Sometime in the late 90’s, I asked 450 members of the Garden Writers Association if they knew what a ‘mycorrhizal’ was or had ever heard of plant exudates. No one raised their hands.
All were amazed to learn that 96% of plants have a symbiotic relationship with fungi (mycorrhizal) called a mycorrhizae. And the notion that most of the energy produced by photosynthesis was actually used by plants to produce sugars and proteins that dripped out of root tips (‘exudates’) in order to attract specific bacteria and fungi to the rhizosphere was a total revelation.
You can imagine what happened when it was explained that plants can subsist off of two different kinds of nitrogen (ammonium or nitrates) and that some plants prefer one over the other!
Most flowering perennials and conifers, as well as most tree fruits, ornamental trees and shrubs do far better in soils dominated by fungi. Lawn grasses, vegetable row crops and flowering annuals, on the other hand, grow best in soils where the bacteria dominates.
The implication of these facts to garden practices was clear. Rototilling, using chemical fertilizers, applying herbicides, pesticides, nemacides, fungicides and all the other ‘icides’ were practices that hurt the natural order. Why were we using these things? Who fertilizes and ‘icides’ the Redwoods and how did they get to be 380 feet tall and live 500 years without Miracle-Gro?
Ten years ago you could forgive those of us that were “Better Living through Chemistry Gardeners” and even those of us brought up reading Organic Farming and Gardening for not knowing this stuff.

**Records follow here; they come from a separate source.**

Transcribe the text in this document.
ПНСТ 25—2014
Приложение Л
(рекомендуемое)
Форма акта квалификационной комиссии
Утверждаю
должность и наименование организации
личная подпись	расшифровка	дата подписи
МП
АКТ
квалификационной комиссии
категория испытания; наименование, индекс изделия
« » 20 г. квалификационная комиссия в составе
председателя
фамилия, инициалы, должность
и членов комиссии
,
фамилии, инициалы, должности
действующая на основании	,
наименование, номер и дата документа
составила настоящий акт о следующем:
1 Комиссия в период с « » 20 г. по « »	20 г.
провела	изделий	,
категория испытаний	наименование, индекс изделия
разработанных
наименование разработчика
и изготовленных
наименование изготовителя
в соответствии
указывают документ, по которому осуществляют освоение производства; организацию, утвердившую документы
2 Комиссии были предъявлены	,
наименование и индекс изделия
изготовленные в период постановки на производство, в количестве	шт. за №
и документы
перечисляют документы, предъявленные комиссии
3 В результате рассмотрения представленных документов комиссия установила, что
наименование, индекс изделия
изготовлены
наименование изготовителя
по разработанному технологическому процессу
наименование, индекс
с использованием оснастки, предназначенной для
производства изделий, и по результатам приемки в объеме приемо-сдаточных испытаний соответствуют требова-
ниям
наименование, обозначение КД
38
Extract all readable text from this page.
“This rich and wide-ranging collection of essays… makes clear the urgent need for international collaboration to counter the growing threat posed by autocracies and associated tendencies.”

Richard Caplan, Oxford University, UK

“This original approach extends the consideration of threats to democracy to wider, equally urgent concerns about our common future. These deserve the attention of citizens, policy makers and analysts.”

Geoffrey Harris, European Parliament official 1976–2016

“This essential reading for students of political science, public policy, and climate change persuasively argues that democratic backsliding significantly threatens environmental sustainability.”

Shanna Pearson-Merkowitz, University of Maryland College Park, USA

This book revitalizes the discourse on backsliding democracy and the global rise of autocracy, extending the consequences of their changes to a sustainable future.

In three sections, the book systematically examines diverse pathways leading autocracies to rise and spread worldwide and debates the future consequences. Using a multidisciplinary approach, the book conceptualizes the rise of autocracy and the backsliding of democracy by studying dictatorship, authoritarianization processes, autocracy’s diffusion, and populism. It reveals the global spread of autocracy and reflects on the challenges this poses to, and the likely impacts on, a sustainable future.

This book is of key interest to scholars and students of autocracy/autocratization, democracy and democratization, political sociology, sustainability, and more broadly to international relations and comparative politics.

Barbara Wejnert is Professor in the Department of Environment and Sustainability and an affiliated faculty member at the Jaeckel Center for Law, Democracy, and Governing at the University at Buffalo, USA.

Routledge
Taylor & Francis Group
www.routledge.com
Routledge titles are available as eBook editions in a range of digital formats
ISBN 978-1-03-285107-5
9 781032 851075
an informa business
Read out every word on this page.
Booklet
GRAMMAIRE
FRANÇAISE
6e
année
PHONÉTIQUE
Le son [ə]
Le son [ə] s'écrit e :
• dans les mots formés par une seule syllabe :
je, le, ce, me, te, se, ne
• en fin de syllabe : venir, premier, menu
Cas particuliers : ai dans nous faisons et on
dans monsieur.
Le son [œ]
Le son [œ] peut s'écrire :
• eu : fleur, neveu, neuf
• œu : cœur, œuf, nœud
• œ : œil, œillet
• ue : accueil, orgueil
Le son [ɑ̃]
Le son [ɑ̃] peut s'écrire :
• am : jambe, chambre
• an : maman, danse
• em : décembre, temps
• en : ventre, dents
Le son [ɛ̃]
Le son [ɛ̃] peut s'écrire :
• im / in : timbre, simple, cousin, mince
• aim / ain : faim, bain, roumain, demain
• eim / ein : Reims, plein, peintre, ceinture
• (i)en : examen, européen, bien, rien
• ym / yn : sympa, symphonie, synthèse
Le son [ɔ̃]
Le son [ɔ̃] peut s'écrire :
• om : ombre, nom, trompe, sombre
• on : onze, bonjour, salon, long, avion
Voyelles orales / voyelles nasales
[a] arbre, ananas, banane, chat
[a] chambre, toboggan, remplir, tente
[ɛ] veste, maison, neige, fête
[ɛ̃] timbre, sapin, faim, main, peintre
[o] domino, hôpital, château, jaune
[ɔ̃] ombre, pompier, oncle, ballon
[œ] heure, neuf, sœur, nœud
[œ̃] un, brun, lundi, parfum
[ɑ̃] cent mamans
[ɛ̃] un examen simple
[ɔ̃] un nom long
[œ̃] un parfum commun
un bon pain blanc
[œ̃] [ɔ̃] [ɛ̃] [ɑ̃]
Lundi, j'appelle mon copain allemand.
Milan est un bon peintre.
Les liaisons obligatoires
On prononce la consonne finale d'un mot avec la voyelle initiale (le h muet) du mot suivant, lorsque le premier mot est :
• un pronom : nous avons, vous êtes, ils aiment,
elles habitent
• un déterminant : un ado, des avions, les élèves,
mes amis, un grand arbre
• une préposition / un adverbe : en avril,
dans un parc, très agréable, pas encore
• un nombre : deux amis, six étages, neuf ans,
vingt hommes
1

When you mentioned ‘fungi,’ ‘bacteria,’ protozoa’ or ‘nematodes’ garden writers would think ‘bad guys.’
It’s only been since the advent of electron microscopes in the past few decades that scientists have been able to actually study the microscopic workings of our soil. Who knew that a good tablespoon of garden soil could contain half a billion to a trillion bacteria or, are you ready for this: twelve to fourteen feet of invisible-to-the-eye fungal strands known as hyphae.
Who knew that plants attracted bacteria and fungi to their roots so that protozoa and nematodes would eat these single celled organisms, poop out the excess nitrogen right in the rhizosphere in plant useable form and those feed the plant? Wow! Ten years ago this was really news.
Ah, but lots of advances have occurred in 10 years. We now know how things work (and I have written a Wonderful Book on the subject called “Teaming with Microbes: A Gardener’s Guide to The Soil Food Web–check it out on Amazon).
Today, in 2007, there is no excuse for any garden writer to advise practices in the garden that negatively impacts the soil food web, the complicated but elegant linking of food chains, from the single celled organisms all the way “up” to man.
Rototilling, for example, breaks up the subway network of fungal hyphae, but also create soil structure, hold most of the soil’s carbon and provide air and water passageway when they die off. High salt chemical fertilizers kill fungi and bacteria at the base of the soil food web and impact larger members as well.
What all of this new science means is we have to make an adjustment to the way most of us, even those who are already organic, practice our favorite sport. We have to take into account the real science of the soil. It sounds daunting. It sounds impossible. It sounds like it isn’t going to be fun.
Trust me, however, when I say it is not only fascinating, but once you make the switch over to gardening with the Soil Food Web as opposed to gardening with Chemistry and Myth, you will find that gardening not only becomes easier (fewer lawn mowings, no rototilling, no high nitrogen induced weeds and so much more–or less), but it also becomes safer as you can well imagine. (Just google the words “dogs,” “lawns” and “cancer” together and see what you get).
We are in a new age. You are reading this on the internet. Your life has been radically changed–most for the better, since you started using a computer. The way you garden should radically change, too, once you embrace the science that is only so recently available to us. Soil Food Web advances have a great deal of application to taking care of our yards and gardens.